También en París, unos años antes, un esteta, dandy, diletante y autor de teatro, Óscar Wilde, encontraba su ocaso en condiciones penosas. Se supone que Wilde, ya en el último lecho en un hotel de cuatro reales, mandó a pedir una botella del mejor champagne disponible, que tomó un sorbo y dijo con cierta pachorra que estaba muriendo más allá de sus posibilidades. El irlandés siempre estuvo pendiente de su propia muerte, atormentado por la enfermedad que avanzaba como un ejército de ocupación, y vivió abrumado los últimos meses de su multicolor existencia. A uno de sus amigos le había escrito “La morgue se abre ante mí. Voy y miro allí mi cama de cinc.” Uno de sus biógrafos más importantes aporta que "Los pensamientos de muerte nunca estaban lejos de su mente, y sus amigos no podían distinguir sus temores reales de sus intentos de despertar su compasión.” (Ellemann, Richard, “Oscar Wilde”, Barcelona, Edhasa, 1990, Pág. 655)

Y qué me dicen de la relación de la literatura fantástica de Borges, laberíntica, poblada de tigres, gobernada por espejos, con su propia ceguera como mínimo común denominador. Creo que se puede argumentar con solidez que la ceguera es parte esencial de la obra de Borges, y que la no videncia le permitió edificar, libro a libro, casi página a página, un universo propio, de complicado acceso, cuyos cimientos son tan disímiles como los viejos mitos vikingos, la literatura anglosajona o las tradiciones argentinas, por ejemplo. “La reacción de Borges a su ceguera –sostiene Williamson- no fue la ira –para ese entonces estaba mucho más allá de la ira- sino el estupor, una especie de incomprensión desorientada ante el destino inescrutable que parecía haber destrozado toda posibilidad de salvación por la escritura.” (Williamson, Edwin, “Borges. Una Vida. Buenos Aires, Seix Barral, Pág. 362.) 

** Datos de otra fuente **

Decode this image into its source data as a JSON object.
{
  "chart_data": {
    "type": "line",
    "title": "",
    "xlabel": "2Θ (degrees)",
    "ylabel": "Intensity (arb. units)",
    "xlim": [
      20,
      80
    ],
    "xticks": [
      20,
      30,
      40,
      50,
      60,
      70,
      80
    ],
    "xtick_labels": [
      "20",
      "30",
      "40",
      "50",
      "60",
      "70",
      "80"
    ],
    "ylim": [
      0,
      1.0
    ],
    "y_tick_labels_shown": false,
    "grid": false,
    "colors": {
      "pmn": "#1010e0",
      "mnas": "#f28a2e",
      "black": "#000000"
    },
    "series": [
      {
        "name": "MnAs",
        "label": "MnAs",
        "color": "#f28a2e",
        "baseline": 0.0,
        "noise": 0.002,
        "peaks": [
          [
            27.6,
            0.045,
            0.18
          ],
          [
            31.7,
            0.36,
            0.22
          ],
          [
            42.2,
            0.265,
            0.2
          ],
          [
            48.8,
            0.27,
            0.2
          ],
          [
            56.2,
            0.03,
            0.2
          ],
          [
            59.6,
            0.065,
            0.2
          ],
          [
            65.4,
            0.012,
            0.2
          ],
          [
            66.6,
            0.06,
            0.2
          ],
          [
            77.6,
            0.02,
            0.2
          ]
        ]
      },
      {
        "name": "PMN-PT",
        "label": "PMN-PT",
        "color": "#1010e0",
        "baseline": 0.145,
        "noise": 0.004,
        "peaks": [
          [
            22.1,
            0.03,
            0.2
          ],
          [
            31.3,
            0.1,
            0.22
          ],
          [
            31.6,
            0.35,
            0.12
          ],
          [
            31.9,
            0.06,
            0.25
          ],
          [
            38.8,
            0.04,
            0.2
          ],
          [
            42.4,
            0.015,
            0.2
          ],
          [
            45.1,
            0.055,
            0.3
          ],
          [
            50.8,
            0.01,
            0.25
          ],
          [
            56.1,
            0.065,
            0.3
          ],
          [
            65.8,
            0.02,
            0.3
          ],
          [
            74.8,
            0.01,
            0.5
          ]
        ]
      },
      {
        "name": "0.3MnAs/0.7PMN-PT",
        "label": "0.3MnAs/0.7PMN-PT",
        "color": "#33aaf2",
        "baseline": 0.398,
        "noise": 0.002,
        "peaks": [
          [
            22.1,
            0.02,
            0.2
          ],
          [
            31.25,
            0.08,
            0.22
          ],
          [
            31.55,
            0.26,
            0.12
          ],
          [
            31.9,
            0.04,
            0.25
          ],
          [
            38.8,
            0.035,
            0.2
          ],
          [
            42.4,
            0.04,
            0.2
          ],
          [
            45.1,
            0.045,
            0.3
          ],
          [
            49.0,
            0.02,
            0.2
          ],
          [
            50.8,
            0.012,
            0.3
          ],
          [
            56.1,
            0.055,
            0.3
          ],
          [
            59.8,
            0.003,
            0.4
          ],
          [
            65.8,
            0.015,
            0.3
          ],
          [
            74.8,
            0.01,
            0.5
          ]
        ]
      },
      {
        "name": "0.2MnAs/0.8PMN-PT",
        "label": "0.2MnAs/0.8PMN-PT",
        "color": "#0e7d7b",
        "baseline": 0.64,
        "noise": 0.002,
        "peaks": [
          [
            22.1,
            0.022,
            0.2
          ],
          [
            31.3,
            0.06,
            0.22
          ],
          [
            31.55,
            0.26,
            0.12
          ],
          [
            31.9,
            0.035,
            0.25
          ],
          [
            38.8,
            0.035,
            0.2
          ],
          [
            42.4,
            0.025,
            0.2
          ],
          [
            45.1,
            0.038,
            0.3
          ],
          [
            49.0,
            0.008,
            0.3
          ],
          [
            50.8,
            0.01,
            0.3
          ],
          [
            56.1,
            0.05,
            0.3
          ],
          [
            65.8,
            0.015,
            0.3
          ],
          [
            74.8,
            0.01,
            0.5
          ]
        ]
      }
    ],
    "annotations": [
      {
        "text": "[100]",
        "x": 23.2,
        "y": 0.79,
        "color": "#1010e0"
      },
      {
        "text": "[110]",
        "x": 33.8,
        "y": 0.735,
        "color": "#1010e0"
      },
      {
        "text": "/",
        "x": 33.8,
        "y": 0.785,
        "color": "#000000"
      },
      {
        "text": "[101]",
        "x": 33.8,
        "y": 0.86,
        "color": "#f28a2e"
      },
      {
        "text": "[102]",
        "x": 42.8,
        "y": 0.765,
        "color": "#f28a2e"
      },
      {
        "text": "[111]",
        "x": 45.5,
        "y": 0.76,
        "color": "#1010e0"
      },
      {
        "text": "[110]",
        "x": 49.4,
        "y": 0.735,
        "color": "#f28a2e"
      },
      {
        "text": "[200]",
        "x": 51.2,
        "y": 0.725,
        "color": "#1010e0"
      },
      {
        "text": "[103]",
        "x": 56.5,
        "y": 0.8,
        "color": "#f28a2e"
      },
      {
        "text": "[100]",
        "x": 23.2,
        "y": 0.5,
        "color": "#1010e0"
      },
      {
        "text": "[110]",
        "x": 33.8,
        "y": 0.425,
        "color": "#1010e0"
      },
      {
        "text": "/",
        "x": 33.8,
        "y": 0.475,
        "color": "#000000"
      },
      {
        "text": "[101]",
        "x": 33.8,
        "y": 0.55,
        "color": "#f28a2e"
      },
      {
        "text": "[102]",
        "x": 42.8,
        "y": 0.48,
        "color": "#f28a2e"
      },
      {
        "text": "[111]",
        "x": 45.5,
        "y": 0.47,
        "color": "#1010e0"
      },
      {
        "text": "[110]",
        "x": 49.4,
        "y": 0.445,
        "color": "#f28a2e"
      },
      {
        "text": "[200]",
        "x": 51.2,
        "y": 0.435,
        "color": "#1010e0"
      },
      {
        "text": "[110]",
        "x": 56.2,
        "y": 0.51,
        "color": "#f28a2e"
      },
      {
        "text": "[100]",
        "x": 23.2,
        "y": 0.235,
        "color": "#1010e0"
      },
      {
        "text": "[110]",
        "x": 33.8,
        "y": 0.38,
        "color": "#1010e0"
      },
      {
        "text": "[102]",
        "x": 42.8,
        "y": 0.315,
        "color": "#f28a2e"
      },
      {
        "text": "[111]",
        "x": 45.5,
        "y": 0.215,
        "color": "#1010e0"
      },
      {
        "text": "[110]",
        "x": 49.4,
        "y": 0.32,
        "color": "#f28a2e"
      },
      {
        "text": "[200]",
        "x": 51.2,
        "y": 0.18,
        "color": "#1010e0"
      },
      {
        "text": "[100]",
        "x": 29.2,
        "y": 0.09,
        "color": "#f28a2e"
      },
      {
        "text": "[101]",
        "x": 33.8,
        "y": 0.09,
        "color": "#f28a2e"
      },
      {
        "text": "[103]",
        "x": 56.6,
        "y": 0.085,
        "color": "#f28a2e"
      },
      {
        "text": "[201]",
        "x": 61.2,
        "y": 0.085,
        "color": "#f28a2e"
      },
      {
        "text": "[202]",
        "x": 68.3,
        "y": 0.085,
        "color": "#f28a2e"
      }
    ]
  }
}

La lucidez. La claridad. Hitchens (volvamos al tema que nos convoca) se decidió a esperar la muerte con la sabiduría de sus ídolos, de alguna forma sus predecesores, como Mark Twain o el mismo Nabokov:

“El hecho absorbente de estar mortalmente enfermo –repasó- es que inviertes una buena cantidad de tiempo preparándote para morir con una cantidad mínima de estoicismo (y provisiones para los seres amados) mientras estás simultáneamente y altamente interesado en los asuntos de la supervivencia. Esta es una notablemente distinta forma de ‘vivir’ –abogados en la mañana y doctores por la tarde- que significa que uno debe existir incluso más que lo usual en un doble estado mental.” (Los artículos de Hitchens sobre la enfermedad y la muerte han sido compilados en “Mortality”, Nueva York, Ed. Twelve, 2012, Pág. 14. La traducción es mía) 

Los últimos artículos de Hitchens, embadurnados por la prospección de la certeza de su propia muerte, curiosamente no exudan drama ni provocan pena. No provoca ternura ni afecto leer al Hitchens de sus tiempos suplementarios, saber que se muere, preguntarse si esa será su última entrega. Provoca, más bien, admiración, envidia por la valentía ajena. Da ganas de rebuscar en sus viejos escritos, en sus años de Oxford. 

También estimula a conocer las claves de la comunicación de Hitchens con sus lectores, aquello que lo lleva (que lo llevaba, pues) a empuñar la estilográfica: 

El más satisfactorio cumplido que un lector puede dar es que él o ella se sienten personalmente aludidos. Piensen en sus autores favoritos y fíjense si este no es precisamente uno de los aspectos que los atrapan, a menudo de primeras, sin que ustedes lo noten. Una buena conversación es lo único humanamente equivalente: la compresión de que argumentos decentes han sido producidos y entendidos, que la ironía está en juego y en producción, y que una expresión aburrida y obvia sería casi físicamente dolorosa. Es así como la filosofía evolucionó en los simposios, antes de que fuera reducida a escrito. Y la poesía empezó con la voz como su única fuente y con el oído como su único modo de grabación. De hecho, no sé de ningún buen escritor que fuera sordo.” (“Mortality”, Págs. 50-51)
Por eso su señora, Carol Blue, sentó por escrito que después de todo, Christopher Hitchens solía tener la última palabra.